What would be the best way to go about creating 6 new columns from the data I've provided? Scratching my head here...
Upvotes: 1
Views: 198
Reputation: 50668
I would do this using various tidyr
functions. I created some sample data with entries being swapped and missing.
library(tidyverse)
df %>%
rowid_to_column("row") %>%
separate_rows(V1, sep = "\\|") %>%
mutate(V1 = str_replace(V1, ",$", "")) %>%
separate(V1, c("key", "value"), sep = ":") %>%
spread(key, value, fill = NA)
# row Color ID Location Shape Texture Video-Status
#1 1 Red 1323 Canada Circular Rough Yes
#2 2 Red 1323 Canada Circular Rough Yes
#3 3 Red 1323 Canada Circular Rough <NA>
Explanation: We first separate entries into different rows by splitting entries at "|"
, remove trailing ","
, separate entries into different columns by splitting entries at ":"
and finally reshape from long to wide to produce your expected output.
df <- read.table(text =
"Color:Red,|Texture:Rough,|Shape:Circular,|ID:1323,|Location:Canada,|Video-Status:Yes
Texture:Rough,|Color:Red,|Shape:Circular,|ID:1323,|Location:Canada,|Video-Status:Yes
Texture:Rough,|Color:Red,|Shape:Circular,|ID:1323,|Location:Canada")
Upvotes: 1
Reputation: 93813
There is an obscure R function, read.dcf
that can deal with Name:Value
pair data. Here's an example with multiple rows, with the order and the completeness of each pair varying:
x <- "Color:Red,|Texture:Rough,|Shape:Circular,|ID:1323,|Location:Canada,|Video-Status:Yes"

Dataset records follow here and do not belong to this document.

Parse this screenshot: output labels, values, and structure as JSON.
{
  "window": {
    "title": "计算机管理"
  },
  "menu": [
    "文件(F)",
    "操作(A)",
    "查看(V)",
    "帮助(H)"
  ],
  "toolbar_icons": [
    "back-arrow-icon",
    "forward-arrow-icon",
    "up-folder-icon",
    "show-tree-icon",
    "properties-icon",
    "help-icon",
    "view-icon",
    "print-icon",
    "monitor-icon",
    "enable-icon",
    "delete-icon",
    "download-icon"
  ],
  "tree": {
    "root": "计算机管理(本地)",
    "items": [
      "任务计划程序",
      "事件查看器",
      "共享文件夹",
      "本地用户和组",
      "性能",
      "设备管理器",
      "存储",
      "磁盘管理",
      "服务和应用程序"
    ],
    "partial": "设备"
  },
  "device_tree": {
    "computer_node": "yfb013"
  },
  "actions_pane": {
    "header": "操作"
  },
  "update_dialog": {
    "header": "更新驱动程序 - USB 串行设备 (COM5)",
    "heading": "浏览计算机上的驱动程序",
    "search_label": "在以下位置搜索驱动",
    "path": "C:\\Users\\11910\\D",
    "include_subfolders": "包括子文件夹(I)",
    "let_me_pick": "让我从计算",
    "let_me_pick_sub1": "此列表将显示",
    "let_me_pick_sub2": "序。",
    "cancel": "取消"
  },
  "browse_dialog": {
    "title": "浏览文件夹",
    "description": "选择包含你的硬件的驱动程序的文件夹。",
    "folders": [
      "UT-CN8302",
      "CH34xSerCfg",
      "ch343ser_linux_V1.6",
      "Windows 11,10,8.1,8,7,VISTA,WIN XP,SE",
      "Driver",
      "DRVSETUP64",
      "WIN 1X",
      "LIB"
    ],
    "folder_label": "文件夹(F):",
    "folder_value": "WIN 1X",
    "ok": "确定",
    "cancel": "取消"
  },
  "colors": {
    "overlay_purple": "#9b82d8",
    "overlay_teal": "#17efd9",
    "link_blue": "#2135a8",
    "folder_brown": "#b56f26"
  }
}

x2 <- "Texture:Rough,|Color:Red,|Shape:Circular,|ID:1323,|Location:Canada"
dat <- data.frame(col = c(x,x2), stringsAsFactors=FALSE)
dat
# col
#1 Color:Red,|Texture:Rough,|Shape:Circular,|ID:1323,|Location:Canada,|Video-Status:Yes
#2 Texture:Rough,|Color:Red,|Shape:Circular,|ID:1323,|Location:Canada
Then process after collapsing to one long piece of text with line breaks:
read.dcf(textConnection(paste(gsub(",[|]", "\n", dat$col), collapse="\n\n")))
# Color Texture Shape ID Location Video-Status
#[1,] "Red" "Rough" "Circular" "1323" "Canada" "Yes"
#[2,] "Red" "Rough" "Circular" "1323" "Canada" NA
Upvotes: 2